Rapid Fire Abstracts
Pan Yue, PhD
Research Associate
The Ohio State University
Pan Yue, PhD
Research Associate
The Ohio State University
Ning Jin, PhD
Senior Key Expert
Siemens Healthineers
Kelvin Chow, PhD
MR Collaboration Scientist
Siemens Healthcare Ltd., Canada, Canada
Peter Speier, PhD
Research Professional
Siemens Healthineers, Germany
Rizwan Ahmad, PhD
Associate Professor
The Ohio State University
Orlando P. Simonetti, PhD
Professor
The Ohio State University
Respiratory motion remains a major challenge in cardiovascular magnetic resonance imaging (CMR). The current free-breathing late gadolinium enhancement (LGE) scans utilize a retrospective motion-corrected method (MOCO-LGE) [1], which acquires 8 single-shot frames and discards the 2 with the largest registration errors. The Pilot Tone (PT) is a motion sensor that has been successfully implemented to monitor physiological motion [2, 3]. In this study, we propose a motion compensation method called Prospective Respiratory mOtion compensation using Machine learning and Pilot Tone (PROMPT) and validate it in 2D LGE.
Methods:
Free-breathing ECG-triggered single-shot images were acquired in sagittal and coronal views over 100 frames to calibrate the PT signal to the 3D respiratory motion of the heart. Images were reconstructed using the scanner’s default reconstruction and were sent, along with the PT data, to the Framework for Image Reconstruction Environments (FIRE) [4] research prototype for processing.
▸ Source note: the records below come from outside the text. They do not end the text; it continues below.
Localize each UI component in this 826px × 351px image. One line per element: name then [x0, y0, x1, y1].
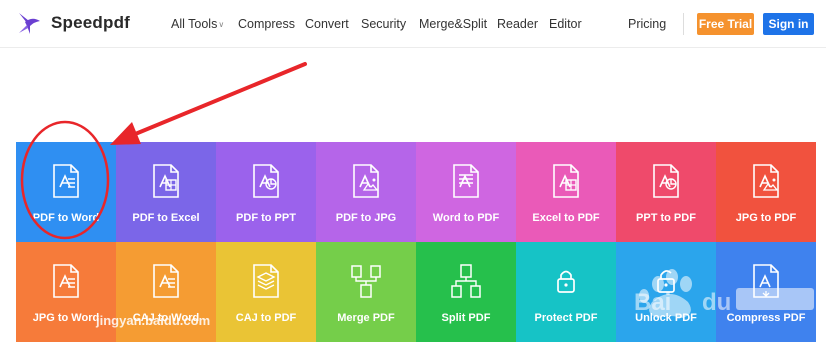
nav-merge-split[interactable]: Merge&Split — [419, 0, 487, 48]
tool-tile-label: CAJ to PDF — [235, 312, 297, 324]
tool-tile-pdf-to-excel[interactable]: PDF to Excel — [116, 142, 216, 242]
jpg-to-pdf-icon — [753, 164, 779, 198]
nav-divider — [683, 13, 684, 35]
svg-text:du: du — [702, 289, 731, 316]
tool-tile-label: JPG to PDF — [735, 212, 797, 224]
tool-tile-protect-pdf[interactable]: Protect PDF — [516, 242, 616, 342]
sign-in-button[interactable]: Sign in — [763, 13, 814, 35]
caj-to-pdf-icon — [253, 264, 279, 298]
nav-reader[interactable]: Reader — [497, 0, 538, 48]
jpg-to-word-icon — [53, 264, 79, 298]
tool-tile-label: Split PDF — [441, 312, 491, 324]
tool-tile-caj-to-pdf[interactable]: CAJ to PDF — [216, 242, 316, 342]
nav-editor[interactable]: Editor — [549, 0, 582, 48]
tool-tile-label: PDF to PPT — [236, 212, 296, 224]
free-trial-button[interactable]: Free Trial — [697, 13, 754, 35]
tool-tile-label: Protect PDF — [534, 312, 598, 324]
tool-tile-label: Merge PDF — [337, 312, 395, 324]
red-arrow-shaft — [126, 62, 307, 139]
chevron-down-icon: ∨ — [218, 20, 225, 29]
tool-tile-label: Word to PDF — [432, 212, 500, 224]
caj-to-word-icon — [153, 264, 179, 298]
tool-tile-label: PDF to Word — [32, 212, 100, 224]
ppt-to-pdf-icon — [653, 164, 679, 198]
tool-tile-label: Excel to PDF — [532, 212, 600, 224]
tool-tile-merge-pdf[interactable]: Merge PDF — [316, 242, 416, 342]
excel-to-pdf-icon — [553, 164, 579, 198]
brand-name: Speedpdf — [51, 13, 131, 32]
speedpdf-logo-icon — [19, 13, 40, 34]
tool-tile-label: PPT to PDF — [636, 212, 696, 224]
pdf-to-excel-icon — [153, 164, 179, 198]
lock-icon — [557, 270, 575, 293]
nav-security[interactable]: Security — [361, 0, 406, 48]
pdf-to-jpg-icon — [353, 164, 379, 198]
nav-pricing[interactable]: Pricing — [628, 0, 666, 48]
nav-all-tools[interactable]: All Tools∨ — [171, 0, 224, 48]
baidu-watermark-icon: Bai du — [634, 269, 814, 318]
tool-tile-label: PDF to JPG — [335, 212, 397, 224]
tool-tile-pdf-to-ppt[interactable]: PDF to PPT — [216, 142, 316, 242]
nav-compress[interactable]: Compress — [238, 0, 295, 48]
tool-tile-pdf-to-word[interactable]: PDF to Word — [16, 142, 116, 242]
pdf-to-ppt-icon — [253, 164, 279, 198]
svg-text:Bai: Bai — [634, 289, 671, 316]
brand-logo[interactable]: Speedpdf — [16, 10, 130, 36]
tool-tile-split-pdf[interactable]: Split PDF — [416, 242, 516, 342]
tool-tile-ppt-to-pdf[interactable]: PPT to PDF — [616, 142, 716, 242]
tool-tile-word-to-pdf[interactable]: Word to PDF — [416, 142, 516, 242]
merge-pdf-icon — [351, 265, 381, 298]
nav-convert[interactable]: Convert — [305, 0, 349, 48]
pdf-to-word-icon — [53, 164, 79, 198]
nav-all-tools-label: All Tools — [171, 17, 218, 31]
tool-tile-label: PDF to Excel — [132, 212, 200, 224]
tool-tile-excel-to-pdf[interactable]: Excel to PDF — [516, 142, 616, 242]
word-to-pdf-icon — [453, 164, 479, 198]
tool-tile-pdf-to-jpg[interactable]: PDF to JPG — [316, 142, 416, 242]
watermark-url: jingyan.baidu.com — [96, 313, 211, 328]
tool-tile-label: JPG to Word — [32, 312, 100, 324]
split-pdf-icon — [451, 264, 481, 298]
top-navigation-bar: Speedpdf All Tools∨ Compress Convert Sec… — [0, 0, 826, 48]
tool-tile-jpg-to-pdf[interactable]: JPG to PDF — [716, 142, 816, 242]
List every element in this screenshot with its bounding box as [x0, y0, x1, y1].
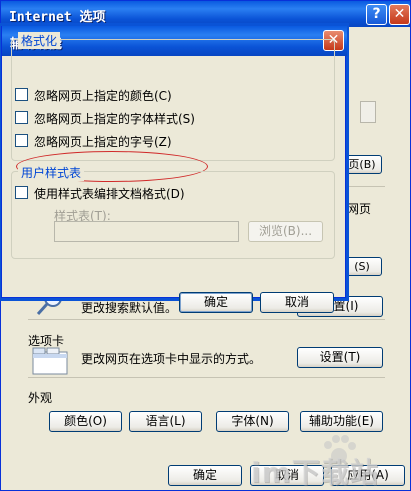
- internet-options-title: Internet 选项: [9, 10, 106, 25]
- ignore-colors-label: 忽略网页上指定的颜色(C): [34, 89, 172, 103]
- internet-options-titlebar: Internet 选项 ? ✕: [1, 1, 410, 27]
- tabs-settings-button[interactable]: 设置(T): [297, 347, 383, 368]
- internet-options-close-button[interactable]: ✕: [389, 4, 410, 25]
- accessibility-dialog: 辅助功能 ✕ 格式化 忽略网页上指定的颜色(C) 忽略网页上指定的字体样式(S)…: [1, 26, 347, 313]
- separator: [28, 319, 385, 320]
- separator: [28, 377, 385, 378]
- accessibility-cancel-button[interactable]: 取消: [260, 292, 334, 313]
- partially-hidden-button-1[interactable]: 页(B): [342, 155, 382, 174]
- stylesheet-path-input[interactable]: [54, 221, 239, 242]
- search-description: 更改搜索默认值。: [81, 301, 178, 315]
- fonts-button[interactable]: 字体(N): [216, 411, 289, 432]
- ignore-colors-checkbox[interactable]: [15, 88, 28, 101]
- partially-hidden-button-2[interactable]: (S): [342, 257, 382, 276]
- use-stylesheet-label: 使用样式表编排文档格式(D): [34, 187, 185, 201]
- appearance-section-heading: 外观: [28, 391, 53, 405]
- languages-button[interactable]: 语言(L): [129, 411, 202, 432]
- accessibility-ok-button[interactable]: 确定: [179, 292, 253, 313]
- help-button[interactable]: ?: [366, 4, 387, 25]
- tabs-icon: [32, 347, 68, 375]
- browse-button[interactable]: 浏览(B)...: [248, 221, 323, 242]
- user-stylesheet-group-legend: 用户样式表: [18, 164, 85, 181]
- list-scrollbar-stub[interactable]: [360, 101, 376, 123]
- colors-button[interactable]: 颜色(O): [49, 411, 122, 432]
- accessibility-button[interactable]: 辅助功能(E): [300, 411, 383, 432]
- ignore-font-sizes-checkbox[interactable]: [15, 134, 28, 147]
- separator: [341, 186, 385, 187]
- ignore-font-sizes-label: 忽略网页上指定的字号(Z): [34, 135, 172, 149]
- use-stylesheet-checkbox[interactable]: [15, 186, 28, 199]
- formatting-group-legend: 格式化: [18, 32, 61, 49]
- site-watermark: im下载站: [251, 456, 379, 489]
- ignore-font-styles-label: 忽略网页上指定的字体样式(S): [34, 112, 195, 126]
- internet-options-ok-button[interactable]: 确定: [168, 465, 242, 486]
- partially-hidden-label: 网页: [347, 202, 372, 216]
- tabs-description: 更改网页在选项卡中显示的方式。: [81, 352, 262, 366]
- ignore-font-styles-checkbox[interactable]: [15, 111, 28, 124]
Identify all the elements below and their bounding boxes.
Respiratory motion of the heart was measured from images and PT data were compressed into 4 complex virtual coils [5]. A long short-term memory (LSTM) model was trained to predict the respiratory motion from PT data (Figure 1a).
When applied to LGE scans, PT data were collected and sent to FIRE in real-time. Motion prediction was performed using the pre-trained LSTM to infer the slice shift (Figure 1b). Feedback was then sent to the scanner for gating and slice tracking prior to acquiring the single-shot image.
The proposed method was tested in 7 patients (64.1 ± 12.3 years, 4 females) on a 3T system (MAGNETOM Vida, Siemens Healthineers, Forchheim, Germany). The PROMPT-LGE (averaged over 6 single-shot frames) was collected after completion of routine clinical scans, with prospective gate and track using a ±4 mm end-expiratory window. The imaging parameters and views matched those of MOCO-LGE. For both methods, individual frames were co-registered with MOCO before averaging, and average pixel displacement was calculated within left ventricle to measure the residual in-plane motion. Pairwise Student’s t-tests were performed to compare the extent of displacement.
Results:
Figure 2 demonstrates that PROMPT-LGE source images had less through-plane motion, resulting in less artifacts in the averaged image than with MOCO alone. Notably, because PROMPT-LGE images were acquired after MOCO-LGE, the blood pool signal intensity was lower due to contrast agent washout. PROMPT-LGE required less registration in 6 out of 7 patients compared to MOCO-LGE (Figure 3). While the Student’s t-test did not show a significant difference (p = 0.056), this may be due to the small sample size. The MOCO-LGE technique always rejects 2 out of 8 acquired images, while PROMPT-LGE prospectively rejected an average of 3.5 images based on respiratory motion.
Conclusion:
Prospective respiratory correction using PT can reduce the through-plane motion in LGE images. However, additional patient studies are needed to fully demonstrate its advantages over MOCO-LGE.